Пабло Мессина, Висенте Домингес, Денис Парра, Кристоф Траттнер, Альваро Сото

В этом документе обсуждаются различные способы выполнения рекомендаций на основе контента в контексте произведений искусства на веб-сайте в Интернете. Эти картины единственные в своем роде, поэтому совместная фильтрация невозможна. Для выполнения рекомендации исследуются различные методы, такие как Самое популярное значение курируемого атрибута, Любимый исполнитель, а также визуальные функции: извлеченные из CNN и более традиционные методы, такие как LBP. Методы сравниваются с различными показателями, а также объединяются для создания гибридных систем.

Можно ли было выполнить точную настройку CNN, используемой для извлечения признаков? Они могли бы использовать предварительно обученную сеть и обучить ее набору данных об искусстве, пытаясь предсказать атрибуты из метаданных. Возможно, таким образом сеть будет лучше подходить для извлечения соответствующих черт из картин.

Я нахожу интересным использование LBP для извлечения признаков. Традиционный метод LBP требует изображения в градациях серого, и я думаю, что любой покупатель произведений искусства скажет вам, что цвет — один из самых важных атрибутов произведения искусства. Интересно, что LBP была полезной чертой гибридных методов с 14,5% обдумыванием, так что это указывает на то, что помимо цвета есть и другие сильные стороны картины.

Интересно, почему они использовали экспертов-кураторов для проверки рекомендаций системы, когда конечные пользователи не эксперты, а обычные люди, ищущие искусство. Более того, все эти эксперты были частью UGallery, поэтому на определенном уровне они поддерживают успех системы. Это создает некоторую предвзятость, и рекомендации могут быть немного лучше, чем для нейтрального человека. Использование только 8 экспертов также не помогло, так как большее количество образцов от разных людей могло бы помочь уменьшить эту небольшую погрешность.

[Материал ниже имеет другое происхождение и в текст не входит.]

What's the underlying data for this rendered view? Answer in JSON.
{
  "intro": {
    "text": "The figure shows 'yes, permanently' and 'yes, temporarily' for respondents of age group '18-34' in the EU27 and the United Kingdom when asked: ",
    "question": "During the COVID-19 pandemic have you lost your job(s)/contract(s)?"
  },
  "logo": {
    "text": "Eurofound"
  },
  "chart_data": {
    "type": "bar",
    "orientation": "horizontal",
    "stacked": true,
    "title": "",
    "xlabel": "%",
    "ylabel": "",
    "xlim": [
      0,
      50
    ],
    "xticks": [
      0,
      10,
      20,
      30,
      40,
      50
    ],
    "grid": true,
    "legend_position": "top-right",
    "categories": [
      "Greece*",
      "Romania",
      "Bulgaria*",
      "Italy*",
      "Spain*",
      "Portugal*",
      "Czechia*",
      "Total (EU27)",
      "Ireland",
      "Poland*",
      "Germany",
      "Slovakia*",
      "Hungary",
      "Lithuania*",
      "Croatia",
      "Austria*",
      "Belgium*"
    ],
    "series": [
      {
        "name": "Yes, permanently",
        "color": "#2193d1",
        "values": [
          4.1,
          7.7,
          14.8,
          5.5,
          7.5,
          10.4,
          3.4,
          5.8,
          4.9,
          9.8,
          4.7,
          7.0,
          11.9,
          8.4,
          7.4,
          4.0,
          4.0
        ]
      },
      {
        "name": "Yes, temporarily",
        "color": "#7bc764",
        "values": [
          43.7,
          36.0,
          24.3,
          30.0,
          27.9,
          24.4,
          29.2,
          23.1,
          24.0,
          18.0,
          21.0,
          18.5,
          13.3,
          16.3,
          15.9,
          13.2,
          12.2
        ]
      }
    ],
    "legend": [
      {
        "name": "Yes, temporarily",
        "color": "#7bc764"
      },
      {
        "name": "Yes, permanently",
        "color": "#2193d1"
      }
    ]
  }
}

Я нахожу замечательным, что в статье точность была не единственной используемой метрикой, а также учитывались разнообразие и охват. Тем не менее, при использовании охвата они рассчитывали охват пользователей и охват сеансов , когда, вероятно, для магазина наиболее важным является охват товара. Я так думаю, потому что магазин не хочет, чтобы некоторые картины никогда не рекомендовались, а вы должны стараться рекомендовать каждого художника.